The House of the Seven Gables was released in the second week of April 1851. Two printings were issued in the first month, a third in May, and a fourth in September 1851, totaling 6,710 copies in its first year (slightly more than The Scarlet Letter in its first year). Hawthorne earned 15% in royalties from the $1.00 cover price. After its publication, Hawthorne said, "It sold finely and seems to have pleased a good many people".
Hawthorne's friend Henry Wadsworth Longfellow called it "a weird, wild book, like all he writes." Fanny Kemble reported that the book caused a sensation in England equal to Jane Eyre. English critic Henry Chorley also noted that, with The Scarlet Letter and The House of the Seven Gables, "few will dispute [Hawthorne's] claim to rank amongst the most original and complete novelists that have appeared in modern times." Some did not agree. "The book is an affliction", claimed fellow author Catharine Maria Sedgwick. "It affects one like a passage through the wards of an insane asylum." A review in the Christian Examiner complained the book was "more complex, the characterization more exaggerated, and the artistic execution less perfect" than the author's previous novel. Even so, Boston critic Edwin Percy Whipple simply called it his "greatest work". Hawthorne's friend Herman Melville praised the book for its dark themes in a letter to the author:
There is a certain tragic phase of humanity which, in our opinion, was never more powerfuly embodied than by Hawthorne. We mean the tragicalness of human thought in its own unbiased, native, and profounder workings. We think that into no recorded mind has the intense feeling of the visible truth ever entered more deeply than into this man's.

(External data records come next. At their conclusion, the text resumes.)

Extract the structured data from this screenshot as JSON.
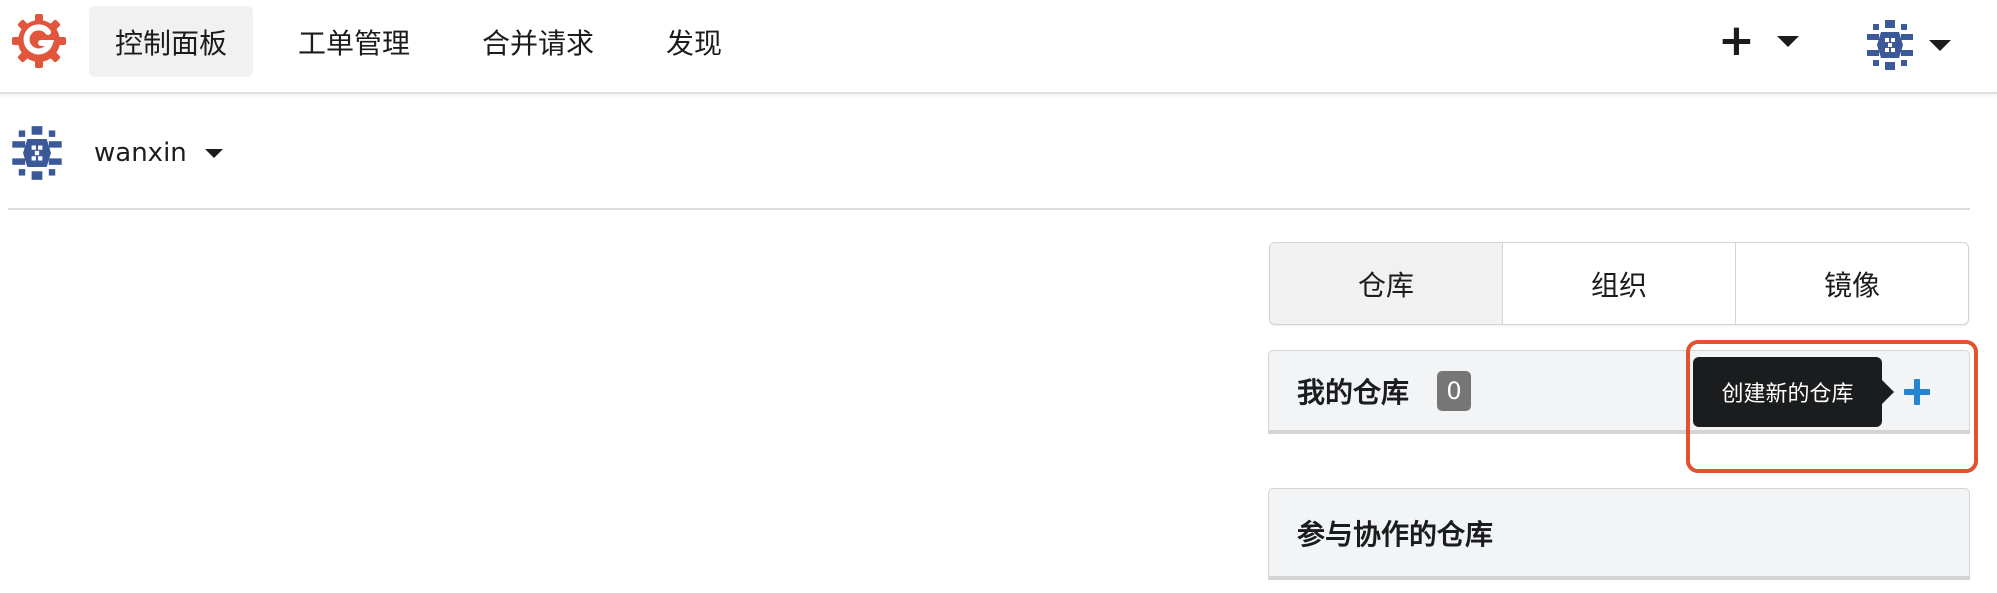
{
  "navbar": {
    "items": [
      {
        "label": "控制面板",
        "active": true
      },
      {
        "label": "工单管理",
        "active": false
      },
      {
        "label": "合并请求",
        "active": false
      },
      {
        "label": "发现",
        "active": false
      }
    ],
    "plus_icon": "plus-icon",
    "user_avatar_icon": "user-avatar"
  },
  "context": {
    "user_name": "wanxin"
  },
  "tabs": [
    {
      "label": "仓库",
      "active": true
    },
    {
      "label": "组织",
      "active": false
    },
    {
      "label": "镜像",
      "active": false
    }
  ],
  "my_repos": {
    "title": "我的仓库",
    "count": "0",
    "add_tooltip": "创建新的仓库"
  },
  "collab_repos": {
    "title": "参与协作的仓库"
  },
  "colors": {
    "logo": "#e0553c",
    "highlight": "#e0532d",
    "add_icon": "#2185d0",
    "avatar": "#3b5998"
  }
}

The novel was an inspiration for horror fiction writer H. P. Lovecraft, who called it "New England's greatest contribution to weird literature" in his essay "Supernatural Horror in Literature". Seven Gables likely influenced Lovecraft's short stories "The Picture in the House", "The Shunned House" and novella The Case of Charles Dexter Ward.
The novel was adapted for the screen in 1940 with Margaret Lindsay as Hepzibah, George Sanders as Jaffrey, Vincent Price as Clifford, Dick Foran as Holgrave, and Nan Grey as Phoebe. In this adaptation, Hepzibah and Clifford were made lovers rather than brother and sister, and the film ends with a double wedding. Also, Clifford was well aware of Holgrave's true identity, and the two are working together to settle the score with Jaffrey. It was directed by Joe May with a screenplay by Lester Cole.
There was also a silent short in 1910 and a remake in 1967.
It was also loosely adapted as one of the three stories in the 1963 film Twice-Told Tales, along with "Rappaccini's Daughter" and "Dr. Heidegger's Experiment". All three sections featured Vincent Price.
The novel was adapted to a 60-minute television production in 1960 for The Shirley Temple Show with Shirley Temple as Phoebe, Robert Culp as Holgrave, Agnes Moorehead as Hepzibah, and Martin Landau as Clifford.
An opera based on the novel, by Scott Eyerly, premiered at the Manhattan School of Music in 2000.